The clinical gold standard in terms of soft tissue augmentation is the use of autogenous grafts harvested from the palate[1518]. However, harvesting of these grafts is accompanied by donor site morbidity and increased stress for the patients[18, 21]. Searching for non-autologous alternatives, native collagen types I and III have shown excellent biocompatibility and tissue integration in GTR and GBR procedures. Collagen types I and II of human origin have shown predictable results when used for recession coverage[34, 35], increasing the width of keratinized gingiva,[36] and aesthetic soft tissue augmentations[37, 38]. When a xenogeneic tissue grafting material is used, inflammation-free biodegradation is an even more important aspect. A native porcine types I and II collagen matrix revealed predictable results in enhancing the width of keratinized gingiva, reducing patient morbidity and operation time[23]. In the present study, an ethylene dioxide cross-linked matrix showed the longest volume stability, but also highest inflammatory response and foreign body reaction.
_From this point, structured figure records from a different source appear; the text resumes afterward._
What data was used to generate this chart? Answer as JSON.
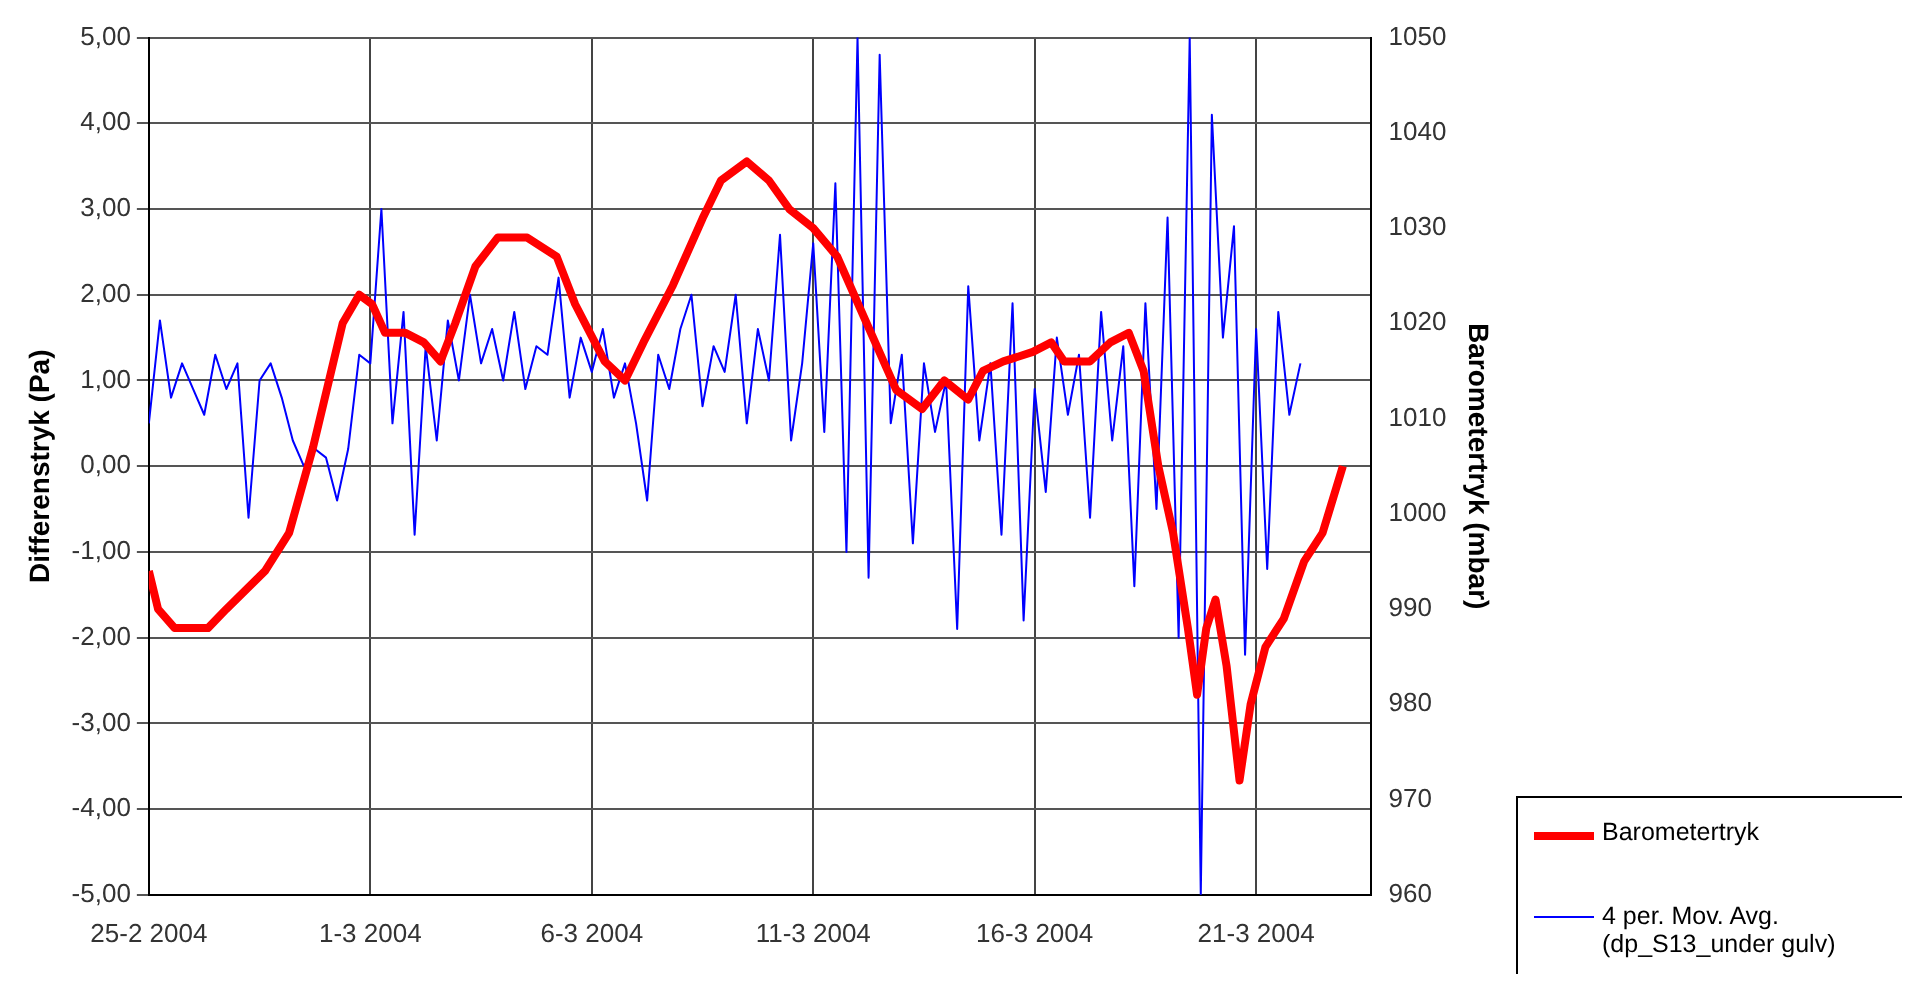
{
  "chart_data": {
    "type": "line",
    "ylabel": "Differenstryk (Pa)",
    "y2label": "Barometertryk (mbar)",
    "xlim": [
      "2004-02-25T00:00",
      "2004-03-23T14:00"
    ],
    "xticks": [
      {
        "value": "2004-02-25T00:00",
        "label": "25-2 2004"
      },
      {
        "value": "2004-03-01T00:00",
        "label": "1-3 2004"
      },
      {
        "value": "2004-03-06T00:00",
        "label": "6-3 2004"
      },
      {
        "value": "2004-03-11T00:00",
        "label": "11-3 2004"
      },
      {
        "value": "2004-03-16T00:00",
        "label": "16-3 2004"
      },
      {
        "value": "2004-03-21T00:00",
        "label": "21-3 2004"
      }
    ],
    "ylim": [
      -5,
      5
    ],
    "yticks": [
      {
        "value": -5,
        "label": "-5,00"
      },
      {
        "value": -4,
        "label": "-4,00"
      },
      {
        "value": -3,
        "label": "-3,00"
      },
      {
        "value": -2,
        "label": "-2,00"
      },
      {
        "value": -1,
        "label": "-1,00"
      },
      {
        "value": 0,
        "label": "0,00"
      },
      {
        "value": 1,
        "label": "1,00"
      },
      {
        "value": 2,
        "label": "2,00"
      },
      {
        "value": 3,
        "label": "3,00"
      },
      {
        "value": 4,
        "label": "4,00"
      },
      {
        "value": 5,
        "label": "5,00"
      }
    ],
    "y2lim": [
      960,
      1050
    ],
    "y2ticks": [
      960,
      970,
      980,
      990,
      1000,
      1010,
      1020,
      1030,
      1040,
      1050
    ],
    "grid": true,
    "legend": "bottom right",
    "marker": "none",
    "series": [
      {
        "name": "Barometertryk",
        "color": "#ff0000",
        "axis": "y2",
        "x": [
          "2004-02-25T00:00",
          "2004-02-25T05:00",
          "2004-02-25T14:00",
          "2004-02-26T08:00",
          "2004-02-26T18:00",
          "2004-02-27T15:00",
          "2004-02-28T04:00",
          "2004-02-28T17:00",
          "2004-02-29T09:00",
          "2004-02-29T18:00",
          "2004-03-01T01:00",
          "2004-03-01T08:00",
          "2004-03-01T19:00",
          "2004-03-02T05:00",
          "2004-03-02T14:00",
          "2004-03-02T22:00",
          "2004-03-03T09:00",
          "2004-03-03T21:00",
          "2004-03-04T13:00",
          "2004-03-05T05:00",
          "2004-03-05T15:00",
          "2004-03-06T07:00",
          "2004-03-06T18:00",
          "2004-03-07T04:00",
          "2004-03-07T20:00",
          "2004-03-08T12:00",
          "2004-03-08T22:00",
          "2004-03-09T12:00",
          "2004-03-10T00:00",
          "2004-03-10T11:00",
          "2004-03-11T00:00",
          "2004-03-11T13:00",
          "2004-03-12T05:00",
          "2004-03-12T21:00",
          "2004-03-13T11:00",
          "2004-03-13T23:00",
          "2004-03-14T12:00",
          "2004-03-14T20:00",
          "2004-03-15T07:00",
          "2004-03-15T23:00",
          "2004-03-16T09:00",
          "2004-03-16T16:00",
          "2004-03-17T06:00",
          "2004-03-17T17:00",
          "2004-03-18T03:00",
          "2004-03-18T11:00",
          "2004-03-18T19:00",
          "2004-03-19T03:00",
          "2004-03-19T11:00",
          "2004-03-19T16:00",
          "2004-03-19T21:00",
          "2004-03-20T02:00",
          "2004-03-20T08:00",
          "2004-03-20T15:00",
          "2004-03-20T21:00",
          "2004-03-21T05:00",
          "2004-03-21T15:00",
          "2004-03-22T02:00",
          "2004-03-22T12:00",
          "2004-03-22T23:00"
        ],
        "values": [
          994,
          990,
          988,
          988,
          990,
          994,
          998,
          1007,
          1020,
          1023,
          1022,
          1019,
          1019,
          1018,
          1016,
          1020,
          1026,
          1029,
          1029,
          1027,
          1022,
          1016,
          1014,
          1018,
          1024,
          1031,
          1035,
          1037,
          1035,
          1032,
          1030,
          1027,
          1020,
          1013,
          1011,
          1014,
          1012,
          1015,
          1016,
          1017,
          1018,
          1016,
          1016,
          1018,
          1019,
          1015,
          1005,
          998,
          988,
          981,
          988,
          991,
          984,
          972,
          980,
          986,
          989,
          995,
          998,
          1005
        ]
      },
      {
        "name": "4 per. Mov. Avg. (dp_S13_under gulv)",
        "color": "#0000ff",
        "x": [
          "2004-02-25T00:00",
          "2004-02-25T06:00",
          "2004-02-25T12:00",
          "2004-02-25T18:00",
          "2004-02-26T00:00",
          "2004-02-26T06:00",
          "2004-02-26T12:00",
          "2004-02-26T18:00",
          "2004-02-27T00:00",
          "2004-02-27T06:00",
          "2004-02-27T12:00",
          "2004-02-27T18:00",
          "2004-02-28T00:00",
          "2004-02-28T06:00",
          "2004-02-28T12:00",
          "2004-02-28T18:00",
          "2004-02-29T00:00",
          "2004-02-29T06:00",
          "2004-02-29T12:00",
          "2004-02-29T18:00",
          "2004-03-01T00:00",
          "2004-03-01T06:00",
          "2004-03-01T12:00",
          "2004-03-01T18:00",
          "2004-03-02T00:00",
          "2004-03-02T06:00",
          "2004-03-02T12:00",
          "2004-03-02T18:00",
          "2004-03-03T00:00",
          "2004-03-03T06:00",
          "2004-03-03T12:00",
          "2004-03-03T18:00",
          "2004-03-04T00:00",
          "2004-03-04T06:00",
          "2004-03-04T12:00",
          "2004-03-04T18:00",
          "2004-03-05T00:00",
          "2004-03-05T06:00",
          "2004-03-05T12:00",
          "2004-03-05T18:00",
          "2004-03-06T00:00",
          "2004-03-06T06:00",
          "2004-03-06T12:00",
          "2004-03-06T18:00",
          "2004-03-07T00:00",
          "2004-03-07T06:00",
          "2004-03-07T12:00",
          "2004-03-07T18:00",
          "2004-03-08T00:00",
          "2004-03-08T06:00",
          "2004-03-08T12:00",
          "2004-03-08T18:00",
          "2004-03-09T00:00",
          "2004-03-09T06:00",
          "2004-03-09T12:00",
          "2004-03-09T18:00",
          "2004-03-10T00:00",
          "2004-03-10T06:00",
          "2004-03-10T12:00",
          "2004-03-10T18:00",
          "2004-03-11T00:00",
          "2004-03-11T06:00",
          "2004-03-11T12:00",
          "2004-03-11T18:00",
          "2004-03-12T00:00",
          "2004-03-12T06:00",
          "2004-03-12T12:00",
          "2004-03-12T18:00",
          "2004-03-13T00:00",
          "2004-03-13T06:00",
          "2004-03-13T12:00",
          "2004-03-13T18:00",
          "2004-03-14T00:00",
          "2004-03-14T06:00",
          "2004-03-14T12:00",
          "2004-03-14T18:00",
          "2004-03-15T00:00",
          "2004-03-15T06:00",
          "2004-03-15T12:00",
          "2004-03-15T18:00",
          "2004-03-16T00:00",
          "2004-03-16T06:00",
          "2004-03-16T12:00",
          "2004-03-16T18:00",
          "2004-03-17T00:00",
          "2004-03-17T06:00",
          "2004-03-17T12:00",
          "2004-03-17T18:00",
          "2004-03-18T00:00",
          "2004-03-18T06:00",
          "2004-03-18T12:00",
          "2004-03-18T18:00",
          "2004-03-19T00:00",
          "2004-03-19T06:00",
          "2004-03-19T12:00",
          "2004-03-19T18:00",
          "2004-03-20T00:00",
          "2004-03-20T06:00",
          "2004-03-20T12:00",
          "2004-03-20T18:00",
          "2004-03-21T00:00",
          "2004-03-21T06:00",
          "2004-03-21T12:00",
          "2004-03-21T18:00",
          "2004-03-22T00:00"
        ],
        "values": [
          0.5,
          1.7,
          0.8,
          1.2,
          0.9,
          0.6,
          1.3,
          0.9,
          1.2,
          -0.6,
          1.0,
          1.2,
          0.8,
          0.3,
          0.0,
          0.2,
          0.1,
          -0.4,
          0.2,
          1.3,
          1.2,
          3.0,
          0.5,
          1.8,
          -0.8,
          1.4,
          0.3,
          1.7,
          1.0,
          2.0,
          1.2,
          1.6,
          1.0,
          1.8,
          0.9,
          1.4,
          1.3,
          2.2,
          0.8,
          1.5,
          1.1,
          1.6,
          0.8,
          1.2,
          0.5,
          -0.4,
          1.3,
          0.9,
          1.6,
          2.0,
          0.7,
          1.4,
          1.1,
          2.0,
          0.5,
          1.6,
          1.0,
          2.7,
          0.3,
          1.2,
          2.6,
          0.4,
          3.3,
          -1.0,
          5.0,
          -1.3,
          4.8,
          0.5,
          1.3,
          -0.9,
          1.2,
          0.4,
          1.0,
          -1.9,
          2.1,
          0.3,
          1.2,
          -0.8,
          1.9,
          -1.8,
          0.9,
          -0.3,
          1.5,
          0.6,
          1.3,
          -0.6,
          1.8,
          0.3,
          1.4,
          -1.4,
          1.9,
          -0.5,
          2.9,
          -2.0,
          5.0,
          -5.0,
          4.1,
          1.5,
          2.8,
          -2.2,
          1.6,
          -1.2,
          1.8,
          0.6,
          1.2
        ]
      }
    ]
  }
}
Clinically, this might lead to higher rates of dehiscences and other wound healing complications as described for chemically cross-linked collagen used for GBR procedures[39]. Also a dehydrothermal cross-linking technique led to a higher inflammatory response, thus – from the clinical point of view - a native porcine collagen matrix seems to be the best option for artificial soft tissue augmentation procedures even if the volume stability is lower than with non-cross-linked collagen.

Conclusions

Within the limits of the present study it was concluded that even if resulting in longer biodegradation times, ethylene dioxide cross-linking seems to be not suitable for stabilization of collagen used for soft tissue augmentation procedures, due to its slow tissue integration and inflammatory biodegradation pattern. Defatting using acetone and dehydrothermal cross-linking did not enhance biological properties of native types I and III collagen in terms of tissue integration or long term stability.